Here is my dilemma. I am a generalist..no.... not an architectural photographer but...it does come up.
I am not shooting northern lights...so I do not definitely need the 2.8, but......(LOL!)
The filter thing is not going to sway me..what is available at 95mm anyway????? 
I shoot a lot of set up shots inside with models and props. I do shoot buildings... Occasionally tabletop product...but not shooting professionally any more....just what I like, when I like.
... it could be nice to shoot some handheld shots at times in low light. (I know that is a crap shoot).
Both of these lenses are awesome...and I am just wondering if anyone has used both and could give me 
some insight as to sway me one way or the other.
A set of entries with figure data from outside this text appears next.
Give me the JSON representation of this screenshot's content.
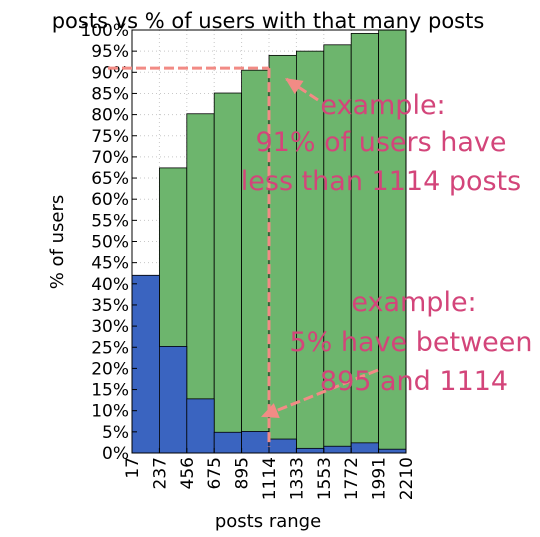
{
  "chart_data": {
    "type": "bar",
    "title": "posts vs % of users with that many posts",
    "xlabel": "posts range",
    "ylabel": "% of users",
    "x_tick_labels": [
      "17",
      "237",
      "456",
      "675",
      "895",
      "1114",
      "1333",
      "1553",
      "1772",
      "1991",
      "2210"
    ],
    "y_tick_labels": [
      "0%",
      "5%",
      "10%",
      "15%",
      "20%",
      "25%",
      "30%",
      "35%",
      "40%",
      "45%",
      "50%",
      "55%",
      "60%",
      "65%",
      "70%",
      "75%",
      "80%",
      "85%",
      "90%",
      "95%",
      "100%"
    ],
    "ylim": [
      0,
      100
    ],
    "grid": true,
    "series": [
      {
        "name": "",
        "color": "#6db56d",
        "values": [
          42,
          67.4,
          80.2,
          85.1,
          90.5,
          94,
          95,
          96.5,
          99.2,
          100
        ]
      },
      {
        "name": "",
        "color": "#3a64c0",
        "values": [
          42,
          25.2,
          12.8,
          4.9,
          5.1,
          3.3,
          1.1,
          1.6,
          2.4,
          0.9
        ]
      }
    ]
  },
  "annotations": {
    "top": [
      "example:",
      "91% of users have",
      "less than 1114 posts"
    ],
    "bottom": [
      "example:",
      "5% have between",
      "895 and 1114"
    ],
    "color": "#d3457a",
    "arrow_color": "#f28b85"
  }
}
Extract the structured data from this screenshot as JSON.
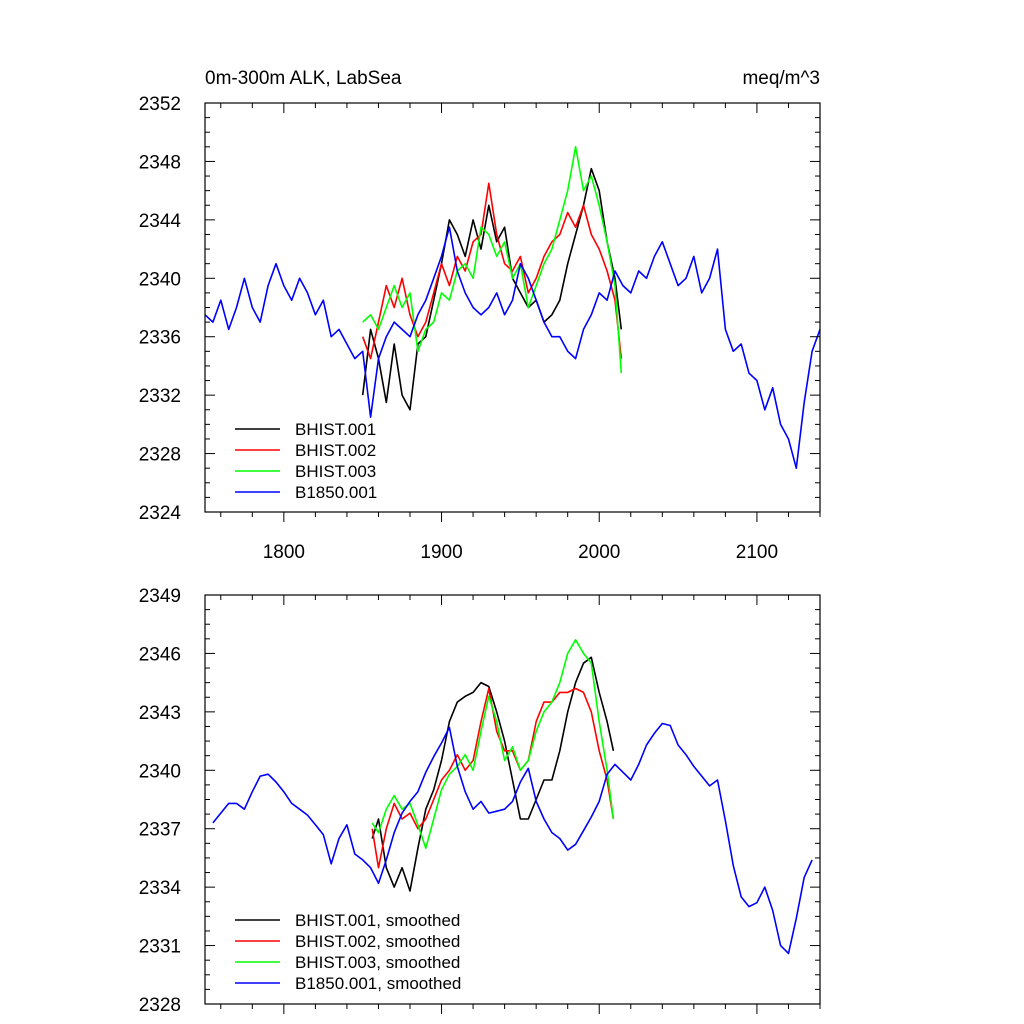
{
  "chart_data": [
    {
      "type": "line",
      "title": "0m-300m ALK, LabSea",
      "units": "meq/m^3",
      "xlabel": "",
      "ylabel": "",
      "xlim": [
        1750,
        2140
      ],
      "ylim": [
        2324,
        2352
      ],
      "x_ticks": [
        1800,
        1900,
        2000,
        2100
      ],
      "x_tick_labels": [
        "1800",
        "1900",
        "2000",
        "2100"
      ],
      "y_ticks": [
        2324,
        2328,
        2332,
        2336,
        2340,
        2344,
        2348,
        2352
      ],
      "y_tick_labels": [
        "2324",
        "2328",
        "2332",
        "2336",
        "2340",
        "2344",
        "2348",
        "2352"
      ],
      "legend_position": "bottom-left",
      "grid": false,
      "series": [
        {
          "name": "BHIST.001",
          "color": "#000000",
          "x": [
            1850,
            1855,
            1860,
            1865,
            1870,
            1875,
            1880,
            1885,
            1890,
            1895,
            1900,
            1905,
            1910,
            1915,
            1920,
            1925,
            1930,
            1935,
            1940,
            1945,
            1950,
            1955,
            1960,
            1965,
            1970,
            1975,
            1980,
            1985,
            1990,
            1995,
            2000,
            2005,
            2010,
            2014
          ],
          "y": [
            2332.0,
            2336.5,
            2334.5,
            2331.5,
            2335.5,
            2332.0,
            2331.0,
            2335.5,
            2336.0,
            2338.5,
            2341.0,
            2344.0,
            2343.0,
            2341.5,
            2344.0,
            2342.0,
            2345.0,
            2342.5,
            2343.5,
            2340.0,
            2339.0,
            2338.0,
            2338.5,
            2337.0,
            2337.5,
            2338.5,
            2341.0,
            2343.0,
            2345.0,
            2347.5,
            2346.0,
            2342.5,
            2340.0,
            2336.5
          ]
        },
        {
          "name": "BHIST.002",
          "color": "#ff0000",
          "x": [
            1850,
            1855,
            1860,
            1865,
            1870,
            1875,
            1880,
            1885,
            1890,
            1895,
            1900,
            1905,
            1910,
            1915,
            1920,
            1925,
            1930,
            1935,
            1940,
            1945,
            1950,
            1955,
            1960,
            1965,
            1970,
            1975,
            1980,
            1985,
            1990,
            1995,
            2000,
            2005,
            2010,
            2014
          ],
          "y": [
            2336.0,
            2334.5,
            2337.0,
            2339.5,
            2338.0,
            2340.0,
            2337.5,
            2336.0,
            2337.0,
            2339.0,
            2341.0,
            2339.5,
            2341.5,
            2340.5,
            2342.5,
            2343.0,
            2346.5,
            2343.0,
            2341.0,
            2340.5,
            2341.5,
            2339.0,
            2340.0,
            2341.5,
            2342.5,
            2343.0,
            2344.5,
            2343.5,
            2345.0,
            2343.0,
            2342.0,
            2340.5,
            2338.5,
            2334.5
          ]
        },
        {
          "name": "BHIST.003",
          "color": "#00ff00",
          "x": [
            1850,
            1855,
            1860,
            1865,
            1870,
            1875,
            1880,
            1885,
            1890,
            1895,
            1900,
            1905,
            1910,
            1915,
            1920,
            1925,
            1930,
            1935,
            1940,
            1945,
            1950,
            1955,
            1960,
            1965,
            1970,
            1975,
            1980,
            1985,
            1990,
            1995,
            2000,
            2005,
            2010,
            2014
          ],
          "y": [
            2337.0,
            2337.5,
            2336.5,
            2338.0,
            2339.5,
            2338.0,
            2339.0,
            2335.0,
            2336.5,
            2337.0,
            2339.0,
            2338.5,
            2340.5,
            2341.0,
            2340.0,
            2343.5,
            2343.0,
            2341.5,
            2342.5,
            2340.0,
            2341.0,
            2338.0,
            2339.5,
            2341.0,
            2342.0,
            2344.0,
            2346.0,
            2349.0,
            2346.0,
            2347.0,
            2345.0,
            2342.5,
            2339.5,
            2333.5
          ]
        },
        {
          "name": "B1850.001",
          "color": "#0000ff",
          "x": [
            1750,
            1755,
            1760,
            1765,
            1770,
            1775,
            1780,
            1785,
            1790,
            1795,
            1800,
            1805,
            1810,
            1815,
            1820,
            1825,
            1830,
            1835,
            1840,
            1845,
            1850,
            1855,
            1860,
            1865,
            1870,
            1875,
            1880,
            1885,
            1890,
            1895,
            1900,
            1905,
            1910,
            1915,
            1920,
            1925,
            1930,
            1935,
            1940,
            1945,
            1950,
            1955,
            1960,
            1965,
            1970,
            1975,
            1980,
            1985,
            1990,
            1995,
            2000,
            2005,
            2010,
            2015,
            2020,
            2025,
            2030,
            2035,
            2040,
            2045,
            2050,
            2055,
            2060,
            2065,
            2070,
            2075,
            2080,
            2085,
            2090,
            2095,
            2100,
            2105,
            2110,
            2115,
            2120,
            2125,
            2130,
            2135,
            2140
          ],
          "y": [
            2337.5,
            2337.0,
            2338.5,
            2336.5,
            2338.0,
            2340.0,
            2338.0,
            2337.0,
            2339.5,
            2341.0,
            2339.5,
            2338.5,
            2340.0,
            2339.0,
            2337.5,
            2338.5,
            2336.0,
            2336.5,
            2335.5,
            2334.5,
            2335.0,
            2330.5,
            2334.5,
            2336.0,
            2337.0,
            2336.5,
            2336.0,
            2337.5,
            2338.5,
            2340.0,
            2341.5,
            2343.5,
            2340.5,
            2339.0,
            2338.0,
            2337.5,
            2338.0,
            2339.0,
            2337.5,
            2338.5,
            2341.0,
            2340.0,
            2338.5,
            2337.0,
            2336.0,
            2336.0,
            2335.0,
            2334.5,
            2336.5,
            2337.5,
            2339.0,
            2338.5,
            2340.5,
            2339.5,
            2339.0,
            2340.5,
            2340.0,
            2341.5,
            2342.5,
            2341.0,
            2339.5,
            2340.0,
            2341.5,
            2339.0,
            2340.0,
            2342.0,
            2336.5,
            2335.0,
            2335.5,
            2333.5,
            2333.0,
            2331.0,
            2332.5,
            2330.0,
            2329.0,
            2327.0,
            2331.5,
            2335.0,
            2336.5
          ]
        }
      ]
    },
    {
      "type": "line",
      "title": "",
      "xlabel": "",
      "ylabel": "",
      "xlim": [
        1750,
        2140
      ],
      "ylim": [
        2328,
        2349
      ],
      "x_ticks": [
        1800,
        1900,
        2000,
        2100
      ],
      "x_tick_labels": [
        "",
        "",
        "",
        ""
      ],
      "y_ticks": [
        2328,
        2331,
        2334,
        2337,
        2340,
        2343,
        2346,
        2349
      ],
      "y_tick_labels": [
        "2328",
        "2331",
        "2334",
        "2337",
        "2340",
        "2343",
        "2346",
        "2349"
      ],
      "legend_position": "bottom-left",
      "grid": false,
      "series": [
        {
          "name": "BHIST.001, smoothed",
          "color": "#000000",
          "x": [
            1856,
            1860,
            1865,
            1870,
            1875,
            1880,
            1885,
            1890,
            1895,
            1900,
            1905,
            1910,
            1915,
            1920,
            1925,
            1930,
            1935,
            1940,
            1945,
            1950,
            1955,
            1960,
            1965,
            1970,
            1975,
            1980,
            1985,
            1990,
            1995,
            2000,
            2005,
            2009
          ],
          "y": [
            2336.5,
            2337.5,
            2335.0,
            2334.0,
            2335.0,
            2333.8,
            2336.0,
            2338.0,
            2339.0,
            2340.5,
            2342.5,
            2343.5,
            2343.8,
            2344.0,
            2344.5,
            2344.3,
            2343.0,
            2341.5,
            2339.5,
            2337.5,
            2337.5,
            2338.5,
            2339.5,
            2339.5,
            2341.0,
            2343.0,
            2344.5,
            2345.5,
            2345.8,
            2344.0,
            2342.5,
            2341.0
          ]
        },
        {
          "name": "BHIST.002, smoothed",
          "color": "#ff0000",
          "x": [
            1856,
            1860,
            1865,
            1870,
            1875,
            1880,
            1885,
            1890,
            1895,
            1900,
            1905,
            1910,
            1915,
            1920,
            1925,
            1930,
            1935,
            1940,
            1945,
            1950,
            1955,
            1960,
            1965,
            1970,
            1975,
            1980,
            1985,
            1990,
            1995,
            2000,
            2005,
            2009
          ],
          "y": [
            2337.0,
            2335.0,
            2337.0,
            2338.3,
            2337.5,
            2337.8,
            2337.0,
            2337.5,
            2338.5,
            2339.5,
            2340.0,
            2340.8,
            2340.0,
            2340.5,
            2342.5,
            2344.2,
            2342.0,
            2341.0,
            2341.0,
            2340.0,
            2340.5,
            2342.5,
            2343.5,
            2343.5,
            2344.0,
            2344.0,
            2344.2,
            2344.0,
            2343.0,
            2341.0,
            2339.5,
            2337.5
          ]
        },
        {
          "name": "BHIST.003, smoothed",
          "color": "#00ff00",
          "x": [
            1856,
            1860,
            1865,
            1870,
            1875,
            1880,
            1885,
            1890,
            1895,
            1900,
            1905,
            1910,
            1915,
            1920,
            1925,
            1930,
            1935,
            1940,
            1945,
            1950,
            1955,
            1960,
            1965,
            1970,
            1975,
            1980,
            1985,
            1990,
            1995,
            2000,
            2005,
            2009
          ],
          "y": [
            2337.3,
            2336.8,
            2338.0,
            2338.7,
            2338.0,
            2338.3,
            2337.2,
            2336.0,
            2337.5,
            2339.0,
            2339.8,
            2340.2,
            2340.8,
            2340.0,
            2342.0,
            2343.8,
            2342.5,
            2340.5,
            2341.2,
            2340.0,
            2340.5,
            2342.0,
            2343.0,
            2343.5,
            2344.5,
            2346.0,
            2346.7,
            2346.0,
            2345.5,
            2342.5,
            2340.0,
            2337.5
          ]
        },
        {
          "name": "B1850.001, smoothed",
          "color": "#0000ff",
          "x": [
            1755,
            1760,
            1765,
            1770,
            1775,
            1780,
            1785,
            1790,
            1795,
            1800,
            1805,
            1810,
            1815,
            1820,
            1825,
            1830,
            1835,
            1840,
            1845,
            1850,
            1855,
            1860,
            1865,
            1870,
            1875,
            1880,
            1885,
            1890,
            1895,
            1900,
            1905,
            1910,
            1915,
            1920,
            1925,
            1930,
            1935,
            1940,
            1945,
            1950,
            1955,
            1960,
            1965,
            1970,
            1975,
            1980,
            1985,
            1990,
            1995,
            2000,
            2005,
            2010,
            2015,
            2020,
            2025,
            2030,
            2035,
            2040,
            2045,
            2050,
            2055,
            2060,
            2065,
            2070,
            2075,
            2080,
            2085,
            2090,
            2095,
            2100,
            2105,
            2110,
            2115,
            2120,
            2125,
            2130,
            2135
          ],
          "y": [
            2337.3,
            2337.8,
            2338.3,
            2338.3,
            2338.0,
            2338.9,
            2339.7,
            2339.8,
            2339.4,
            2338.9,
            2338.3,
            2338.0,
            2337.7,
            2337.2,
            2336.7,
            2335.2,
            2336.5,
            2337.2,
            2335.7,
            2335.4,
            2335.0,
            2334.2,
            2335.4,
            2336.8,
            2337.8,
            2338.4,
            2338.9,
            2339.9,
            2340.7,
            2341.4,
            2342.2,
            2340.2,
            2338.9,
            2338.0,
            2338.4,
            2337.8,
            2337.9,
            2338.0,
            2338.4,
            2339.4,
            2340.1,
            2338.4,
            2337.5,
            2336.8,
            2336.5,
            2335.9,
            2336.2,
            2336.9,
            2337.6,
            2338.4,
            2339.8,
            2340.3,
            2339.9,
            2339.5,
            2340.3,
            2341.3,
            2341.9,
            2342.4,
            2342.3,
            2341.3,
            2340.8,
            2340.2,
            2339.7,
            2339.2,
            2339.5,
            2337.4,
            2335.1,
            2333.5,
            2333.0,
            2333.2,
            2334.0,
            2332.8,
            2331.0,
            2330.6,
            2332.4,
            2334.5,
            2335.4
          ]
        }
      ]
    }
  ]
}
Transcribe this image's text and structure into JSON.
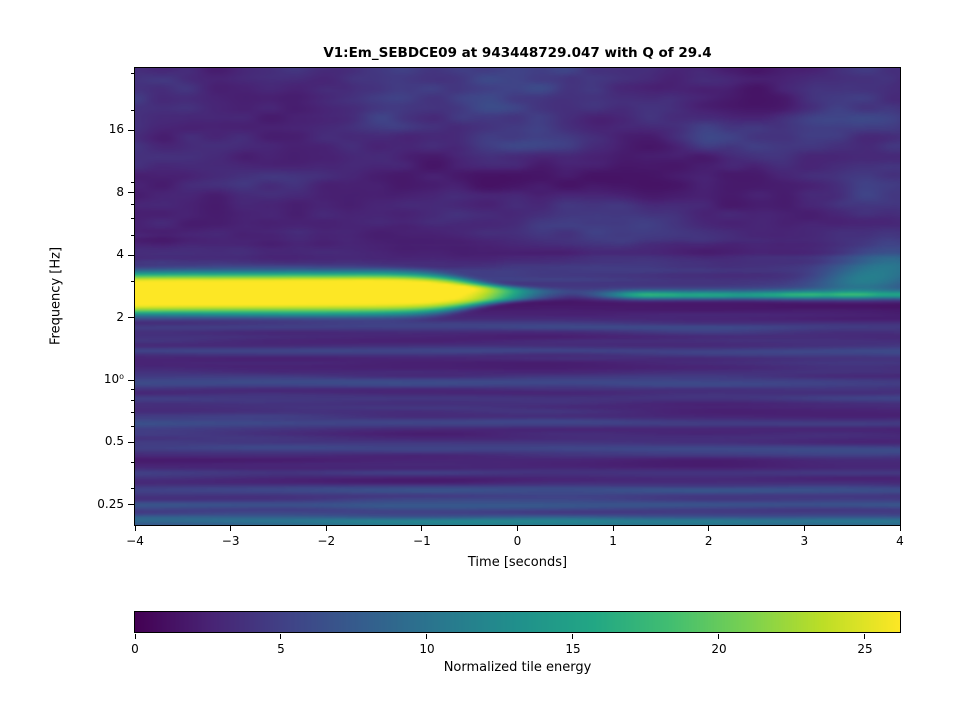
{
  "chart_data": {
    "type": "heatmap",
    "title": "V1:Em_SEBDCE09 at 943448729.047 with Q of 29.4",
    "xlabel": "Time [seconds]",
    "ylabel": "Frequency [Hz]",
    "x_range": [
      -4,
      4
    ],
    "x_ticks": [
      {
        "label": "−4",
        "value": -4
      },
      {
        "label": "−3",
        "value": -3
      },
      {
        "label": "−2",
        "value": -2
      },
      {
        "label": "−1",
        "value": -1
      },
      {
        "label": "0",
        "value": 0
      },
      {
        "label": "1",
        "value": 1
      },
      {
        "label": "2",
        "value": 2
      },
      {
        "label": "3",
        "value": 3
      },
      {
        "label": "4",
        "value": 4
      }
    ],
    "y_scale": "log",
    "y_range_hz": [
      0.2,
      32
    ],
    "y_ticks": [
      {
        "label": "16",
        "value": 16
      },
      {
        "label": "8",
        "value": 8
      },
      {
        "label": "4",
        "value": 4
      },
      {
        "label": "2",
        "value": 2
      },
      {
        "label": "10⁰",
        "value": 1
      },
      {
        "label": "0.5",
        "value": 0.5
      },
      {
        "label": "0.25",
        "value": 0.25
      }
    ],
    "y_minor_ticks_hz": [
      0.3,
      0.4,
      0.6,
      0.7,
      0.8,
      0.9,
      3,
      5,
      6,
      7,
      9,
      20,
      30
    ],
    "colormap": "viridis",
    "colorbar": {
      "label": "Normalized tile energy",
      "ticks": [
        0,
        5,
        10,
        15,
        20,
        25
      ],
      "vmin": 0,
      "vmax": 26.2
    },
    "features": [
      {
        "name": "primary-burst",
        "shape": "horizontal-blob",
        "frequency_hz": 2.6,
        "time_start_s": -4,
        "time_end_s": 0.3,
        "peak_normalized_energy": 26
      },
      {
        "name": "post-burst-tail",
        "shape": "thin-line",
        "frequency_hz": 2.6,
        "time_start_s": 0.6,
        "time_end_s": 4,
        "peak_normalized_energy": 13
      },
      {
        "name": "background",
        "shape": "mottled-noise",
        "normalized_energy_range": [
          1,
          8
        ]
      }
    ]
  }
}
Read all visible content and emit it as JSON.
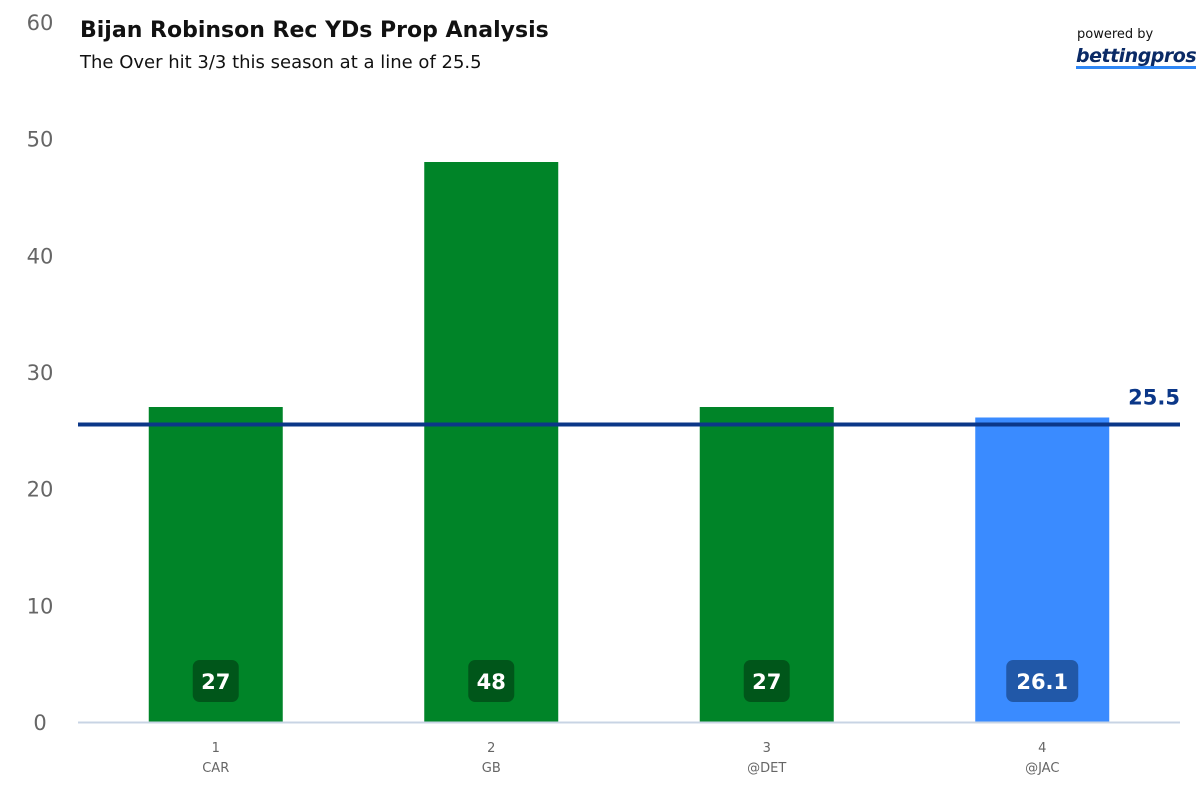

I have to admit...it is a wonderful problem to have ....so I am enjoying the ponder....
I definitely want to order one or the other in the next week or two....
Any thoughts?


----------



## NWPhil (Mar 27, 2013)

I was able to rent the Zeiss 15mm and borrow (CPS) the TS-e 17mm
Both are beautifull, super-sharp/IQ, heavy and MF only - but the TS-e is more versatile.
the 17mm will allow you to stich shots to get as wide as a 11mm lens, but you will need a tripod, so the 15 wins in FOV.
The rest you know - price.
If I could afford it, I would get both, but right now I rather wait to see what Canon is going to do (or not) regarding the 14-24 rumour.
If you already used both, and liked either, then there is wrong way to go, considering you being a generalist.


----------



## infared (Mar 27, 2013)

NWPhil said:


> I was able to rent the Zeiss 15mm and borrow (CPS) the TS-e 17mm
> Both are beautifull, super-sharp/IQ, heavy and MF only - but the TS-e is more versatile.
> the 17mm will allow you to stich shots to get as wide as a 11mm lens, but you will need a tripod, so the 15 wins in FOV.
> The rest you know - price.
> ...



Yeah...interesting you bring up the 14-24..I have a 16-35mmL but we both know that is not in the realm of the choice I am making here...but when you need autofocus it is there with that zoom (or more casual shooting). I would still like to get the Zeiss 15mm or the Canon 17mm and if the new zoom comes along I would unload the 16-35 to get that. Even if the new zoom is super sharp it will have distortion issues at the wide end as all zooms do...but I thank you for your input...I really am not leaning either way yet! ....but I am having fun thinking about this...can't afford both!!!! LOL!


----------



## RGF (Mar 29, 2013)

The canon 14mm is a gem. Auto focus, wider the either the 17 TS-E or the Zeiss 15. No filter though


----------